Most users know HDFS as the reliable store of record for big data analytics. HDFS is also used to store transient and operational data when working with cloud object stores, such as Microsoft Azure, and on-premises object stores, such as Western Digital’s ActiveScale. In these settings, applications often manage data stored in multiple storage systems or clusters, requiring a complex workflow for synchronizing data between filesystems for business continuity planning (BCP) and/or supporting hybrid cloud architectures to achieve the required business goals for durability, performance, and coordination.

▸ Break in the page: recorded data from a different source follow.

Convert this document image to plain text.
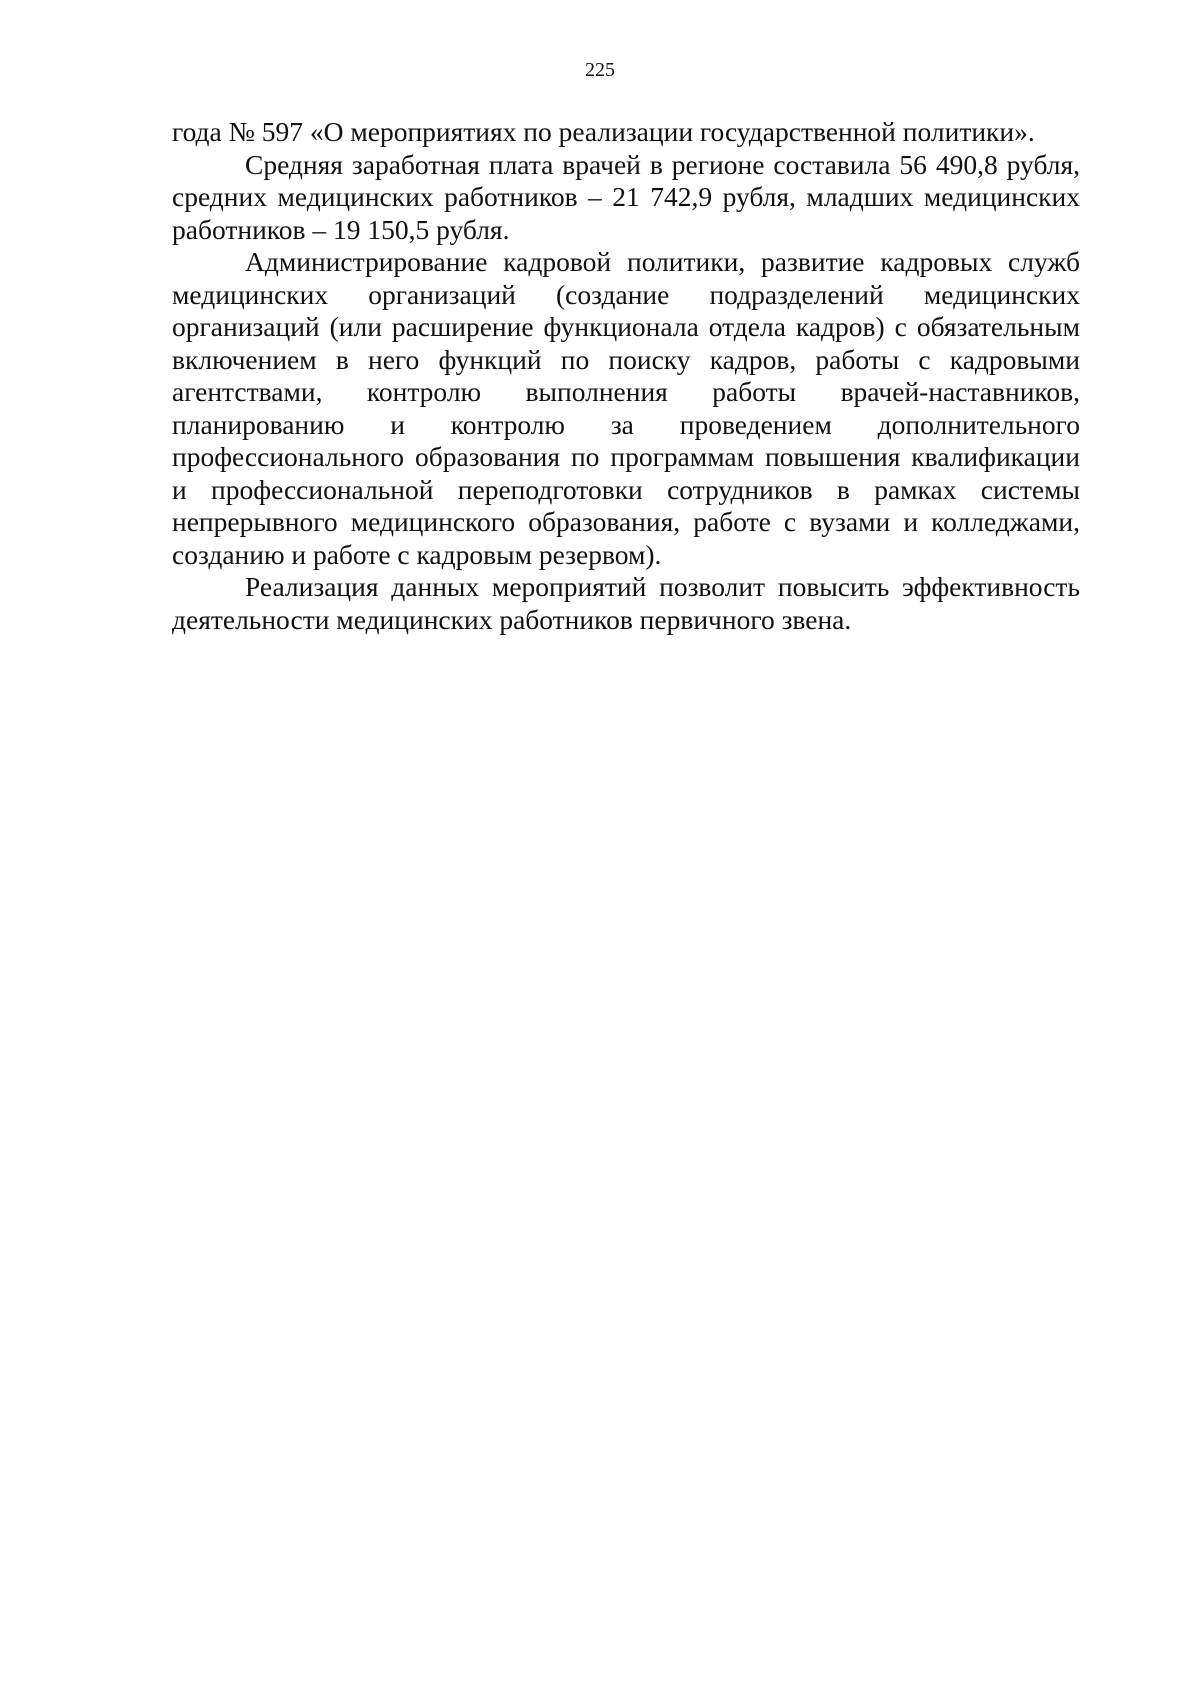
225

года № 597 «О мероприятиях по реализации государственной политики».

Средняя заработная плата врачей в регионе составила 56 490,8 рубля, средних медицинских работников – 21 742,9 рубля, младших медицинских работников – 19 150,5 рубля.

Администрирование кадровой политики, развитие кадровых служб медицинских организаций (создание подразделений медицинских организаций (или расширение функционала отдела кадров) с обязательным включением в него функций по поиску кадров, работы с кадровыми агентствами, контролю выполнения работы врачей-наставников, планированию и контролю за проведением дополнительного профессионального образования по программам повышения квалификации и профессиональной переподготовки сотрудников в рамках системы непрерывного медицинского образования, работе с вузами и колледжами, созданию и работе с кадровым резервом).

Реализация данных мероприятий позволит повысить эффективность деятельности медицинских работников первичного звена.
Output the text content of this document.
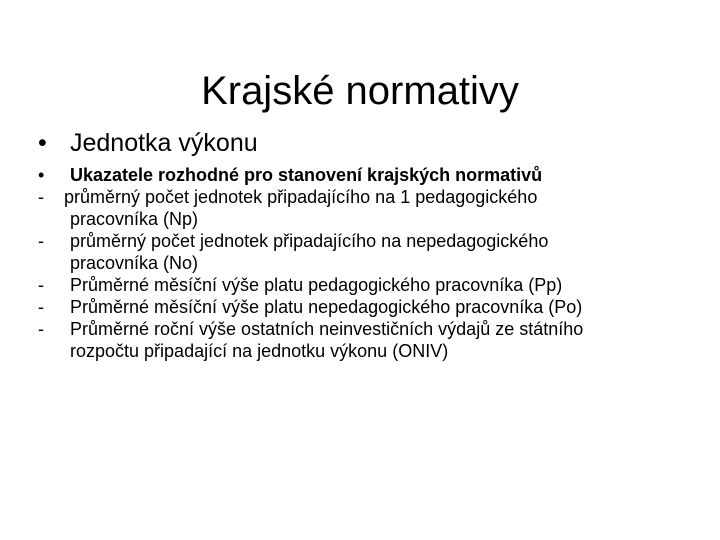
Krajské normativy
• Jednotka výkonu
•	Ukazatele rozhodné pro stanovení krajských normativů
-	průměrný počet jednotek připadajícího na 1 pedagogického
pracovníka (Np)
-	průměrný počet jednotek připadajícího na nepedagogického
pracovníka (No)
-	Průměrné měsíční výše platu pedagogického pracovníka (Pp)
-	Průměrné měsíční výše platu nepedagogického pracovníka (Po)
-	Průměrné roční výše ostatních neinvestičních výdajů ze státního
rozpočtu připadající na jednotku výkonu (ONIV)
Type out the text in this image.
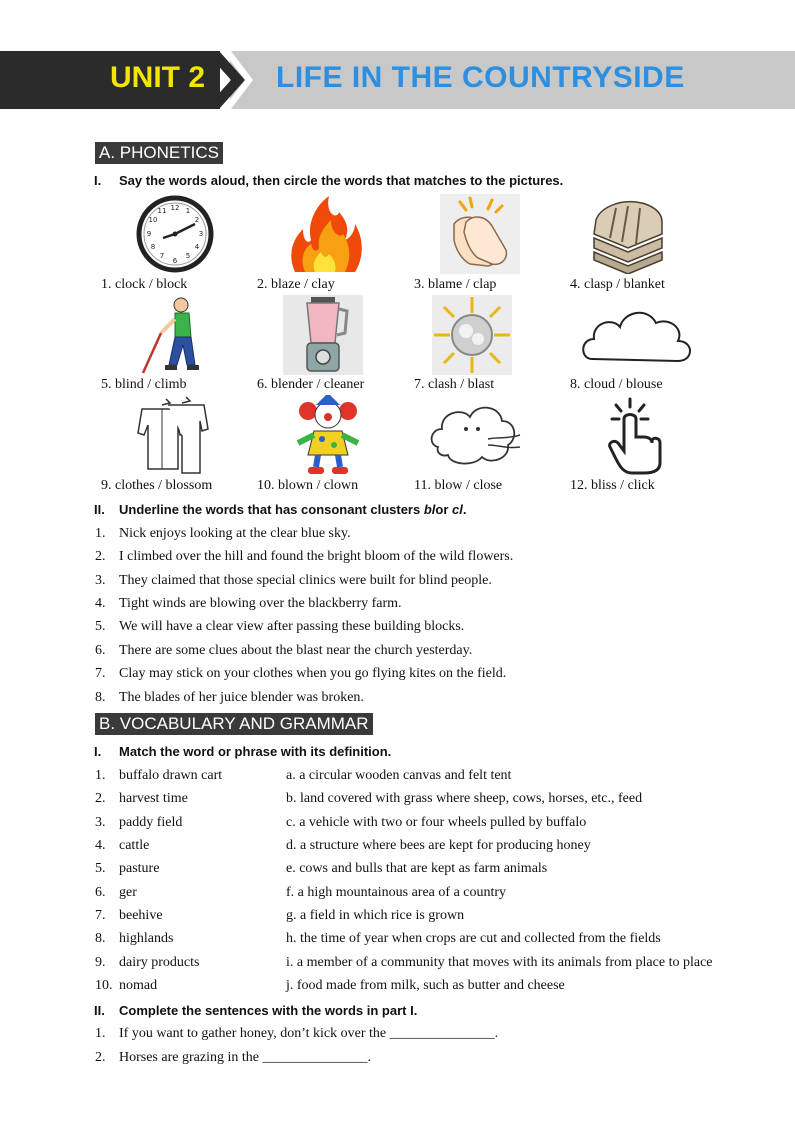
UNIT 2 LIFE IN THE COUNTRYSIDE
A. PHONETICS
I. Say the words aloud, then circle the words that matches to the pictures.
12 1
2
3
4
5
6
7
8
9
10
11
1. clock / block	2. blaze / clay	3. blame / clap	4. clasp / blanket
5. blind / climb	6. blender / cleaner	7. clash / blast	8. cloud / blouse
9. clothes / blossom	10. blown / clown	11. blow / close	12. bliss / click
II. Underline the words that has consonant clusters blor cl.
1. Nick enjoys looking at the clear blue sky.
2. I climbed over the hill and found the bright bloom of the wild flowers.
3. They claimed that those special clinics were built for blind people.
4. Tight winds are blowing over the blackberry farm.
5. We will have a clear view after passing these building blocks.
6. There are some clues about the blast near the church yesterday.
7. Clay may stick on your clothes when you go flying kites on the field.
8. The blades of her juice blender was broken.
B. VOCABULARY AND GRAMMAR
I. Match the word or phrase with its definition.
1. buffalo drawn cart	a. a circular wooden canvas and felt tent
2. harvest time	b. land covered with grass where sheep, cows, horses, etc., feed
3. paddy field	c. a vehicle with two or four wheels pulled by buffalo
4. cattle	d. a structure where bees are kept for producing honey
5. pasture	e. cows and bulls that are kept as farm animals
6. ger	f. a high mountainous area of a country
7. beehive	g. a field in which rice is grown
8. highlands	h. the time of year when crops are cut and collected from the fields
9. dairy products	i. a member of a community that moves with its animals from place to place
10. nomad	j. food made from milk, such as butter and cheese
II. Complete the sentences with the words in part I.
1. If you want to gather honey, don’t kick over the _______________.
2. Horses are grazing in the _______________.
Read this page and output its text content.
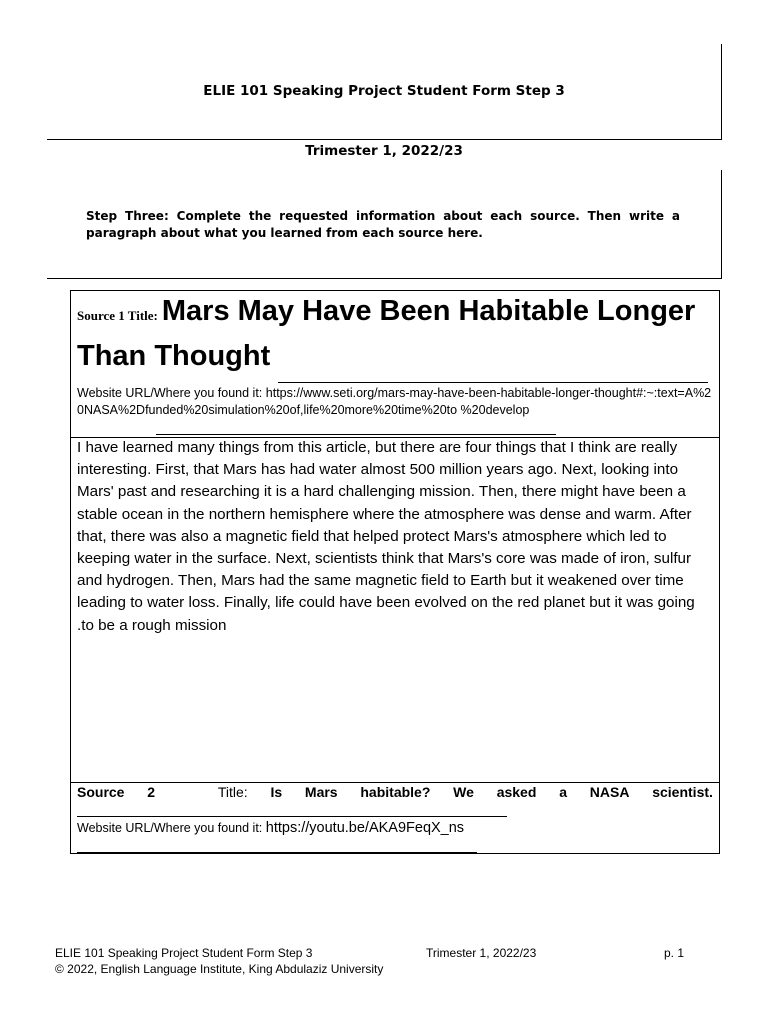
ELIE 101 Speaking Project Student Form Step 3
Trimester 1, 2022/23
Step Three: Complete the requested information about each source. Then write a paragraph about what you learned from each source here.
Source 1 Title: Mars May Have Been Habitable Longer Than Thought
Website URL/Where you found it: https://www.seti.org/mars-may-have-been-habitable-longer-thought#:~:text=A%20NASA%2Dfunded%20simulation%20of,life%20more%20time%20to %20develop
I have learned many things from this article, but there are four things that I think are really interesting. First, that Mars has had water almost 500 million years ago. Next, looking into Mars' past and researching it is a hard challenging mission. Then, there might have been a stable ocean in the northern hemisphere where the atmosphere was dense and warm. After that, there was also a magnetic field that helped protect Mars's atmosphere which led to keeping water in the surface. Next, scientists think that Mars's core was made of iron, sulfur and hydrogen. Then, Mars had the same magnetic field to Earth but it weakened over time leading to water loss. Finally, life could have been evolved on the red planet but it was going .to be a rough mission
Source 2	Title: Is Mars habitable? We asked a NASA scientist.
Website URL/Where you found it: https://youtu.be/AKA9FeqX_ns
ELIE 101 Speaking Project Student Form Step 3	Trimester 1, 2022/23	p. 1
© 2022, English Language Institute, King Abdulaziz University
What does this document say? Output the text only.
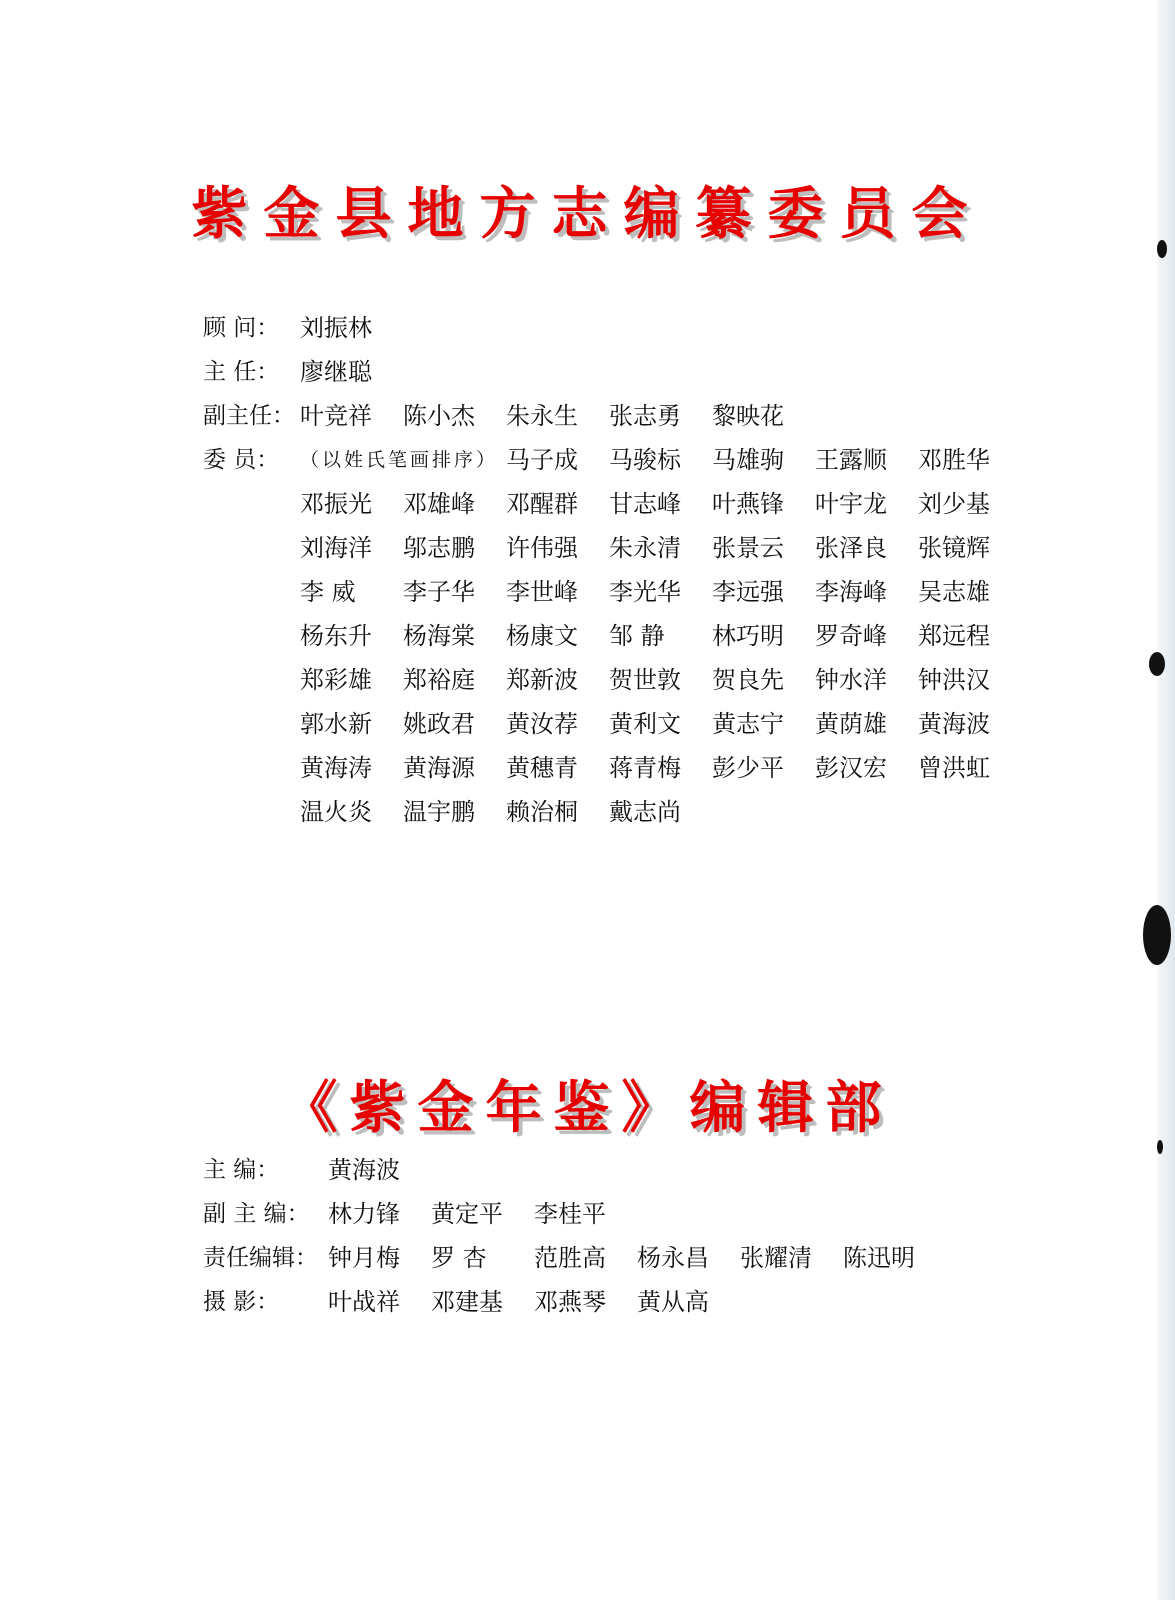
紫金县地方志编纂委员会
顾 问： 刘振林
主 任： 廖继聪
副主任： 叶竞祥 陈小杰 朱永生 张志勇 黎映花
委 员： （以姓氏笔画排序） 马子成 马骏标 马雄驹 王露顺 邓胜华
邓振光 邓雄峰 邓醒群 甘志峰 叶燕锋 叶宇龙 刘少基
刘海洋 邬志鹏 许伟强 朱永清 张景云 张泽良 张镜辉
李 威 李子华 李世峰 李光华 李远强 李海峰 吴志雄
杨东升 杨海棠 杨康文 邹 静 林巧明 罗奇峰 郑远程
郑彩雄 郑裕庭 郑新波 贺世敦 贺良先 钟水洋 钟洪汉
郭水新 姚政君 黄汝荐 黄利文 黄志宁 黄荫雄 黄海波
黄海涛 黄海源 黄穗青 蒋青梅 彭少平 彭汉宏 曾洪虹
温火炎 温宇鹏 赖治桐 戴志尚
《紫金年鉴》编辑部
主 编： 黄海波
副 主 编： 林力锋 黄定平 李桂平
责任编辑： 钟月梅 罗 杏 范胜高 杨永昌 张耀清 陈迅明
摄 影： 叶战祥 邓建基 邓燕琴 黄从高
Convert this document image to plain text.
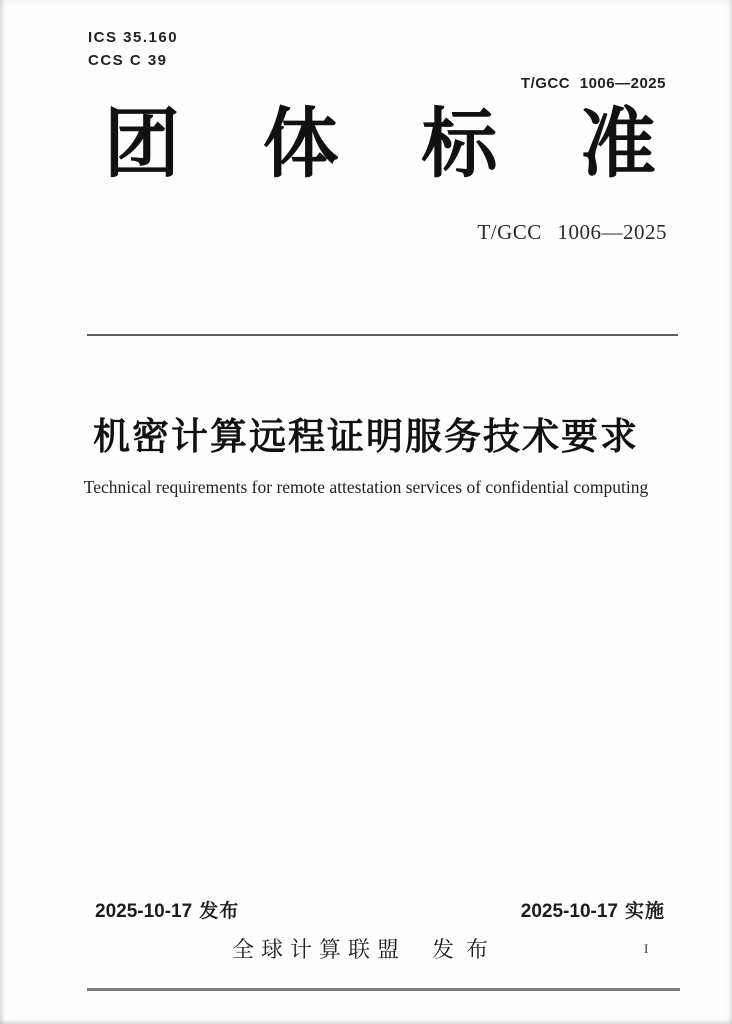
ICS 35.160
CCS C 39
T/GCC 1006—2025
团 体 标 准
T/GCC 1006—2025
机密计算远程证明服务技术要求
Technical requirements for remote attestation services of confidential computing
2025-10-17 发布	2025-10-17 实施
全球计算联盟 发布	I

To resolve this complexity, HDFS-9806 has added a PROVIDED storage tier to HDFS allowing mounting external namespaces, both object stores and other HDFS clusters. Building on this functionality, we can now allow remote namespaces to be synchronized with HDFS, enabling asynchronous writes to the remote storage and the possibility to synchronously and transparently read data back to a local application wanting to access file data which is stored remotely. This talk, which corresponds to the work in progress under HDFS-12090, will present how the Hadoop admin can manage storage tiering between clusters and how that is then handled inside HDFS through the snapshotting mechanism and asynchronously satisfying the storage policy.

Presentation Video

SPEAKERS

Thomas Demoor
Object Storage Architect
Western Digital
Thomas architects the S3 layer and the Hadoop integration of Western Digital's object storage system 'ActiveScale'. Together with the team, he has contributed multiple improvements to the Apache Hadoop s3a connector and has co-architected the HDFS Provided Storage feature. He joined WD through the Amplidata acquisition. Previousl,y he obtained a Computer Science PhD in Queueing Theory at Ghent University, Belgium.
Ewan Higgs
Software Architect
Western Digital
Ewan is a Software Architect at Western Digital where he works on tiered storage between HDFS and S3. Previously, he's worked on embedded systems, held various roles in the finance industry - mostly managing market data, and worked as a systems administrator for Ghent University's HPC group.